I glassed all around and quickly picked up antelope movement in the distant distance to the west. There continued to be movement at different places all during the rest of the afternoon.
Several buck came into view at 500 plus yard range only. A couple of loner bucks were interested in the does and two buck only groups wandered around browsing in the prairie grass as time passed.
To the west I could not see very far, because the hill dropped off in around a 100 yards. At 6:41 I noticed antelope coming in my direction from the west. I took a picture.
There were 5 of them. But then another one came into view on the left.
They took no special notice of the pop-up ground blind as they looked the area over. From their approach I couldn’t tell if they were intending to go by the blind on the left or right side.
In unison, they took a right turn and walked by. It looked like they planned on drinking in the near by water hole.
The ground blind was a different kind than I am used to hunting in. The windows were spaced very differently and I could not keep track of them on their way, hopefully, to the water.
I didn’t want to move around either because I could not tell how far from me they were. If they went to my side of the water they would be only a few yards from the blind and I definitely did not want to risk spooking them.
I checked the antelope on the hillside to the east and saw 3 bucks standing together and looking in the direction of the water hole.
Two does appeared in the blind’s window. They were on the opposite side of the water. One stepped into the reeds and drank.
The other doe stuck its head into the reeds and drank. Another one of the does came into view and I got their picture. I put the range finder on them and it displayed 30 yards.

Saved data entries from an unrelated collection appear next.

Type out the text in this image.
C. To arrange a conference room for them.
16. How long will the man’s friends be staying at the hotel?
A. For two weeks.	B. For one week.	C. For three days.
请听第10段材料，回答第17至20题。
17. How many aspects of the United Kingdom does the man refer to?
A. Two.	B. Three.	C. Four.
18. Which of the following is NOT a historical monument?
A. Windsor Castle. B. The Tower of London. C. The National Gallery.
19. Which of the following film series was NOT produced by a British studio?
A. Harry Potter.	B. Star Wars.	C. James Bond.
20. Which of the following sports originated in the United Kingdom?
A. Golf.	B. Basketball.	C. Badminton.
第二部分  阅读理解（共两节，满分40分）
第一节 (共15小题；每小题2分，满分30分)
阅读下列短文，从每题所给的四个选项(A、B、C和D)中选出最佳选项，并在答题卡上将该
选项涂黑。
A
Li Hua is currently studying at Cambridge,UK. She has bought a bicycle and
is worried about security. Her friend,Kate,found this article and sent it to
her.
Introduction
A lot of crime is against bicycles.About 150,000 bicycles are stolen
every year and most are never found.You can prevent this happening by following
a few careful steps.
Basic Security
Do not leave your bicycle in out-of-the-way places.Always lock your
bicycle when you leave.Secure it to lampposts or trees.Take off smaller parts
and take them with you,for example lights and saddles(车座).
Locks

I checked the buck group again and they were still watching the does but had not advanced toward them … and me.
Drinking did not take long and the antelope walked off where my blind spot was.
Half an hour later an antelope walked past my viewing window to the east — 5 yards away. It was a doe and a second doe was behind it. They were leaving the water hole. I hooked onto my shooting loop in case a buck was with them.
No such luck.
During the remainder of daylight I watched all around. The only antelope, and there were at least two dozen of them, were on the hillside to the east and none of them got close enough for my rangefinder to register their yardage.
And that was the story for this day. I didn’t get a shot but I saw antelope close enough and enjoyed taking their pictures. Life is good in the antelope country of Montana.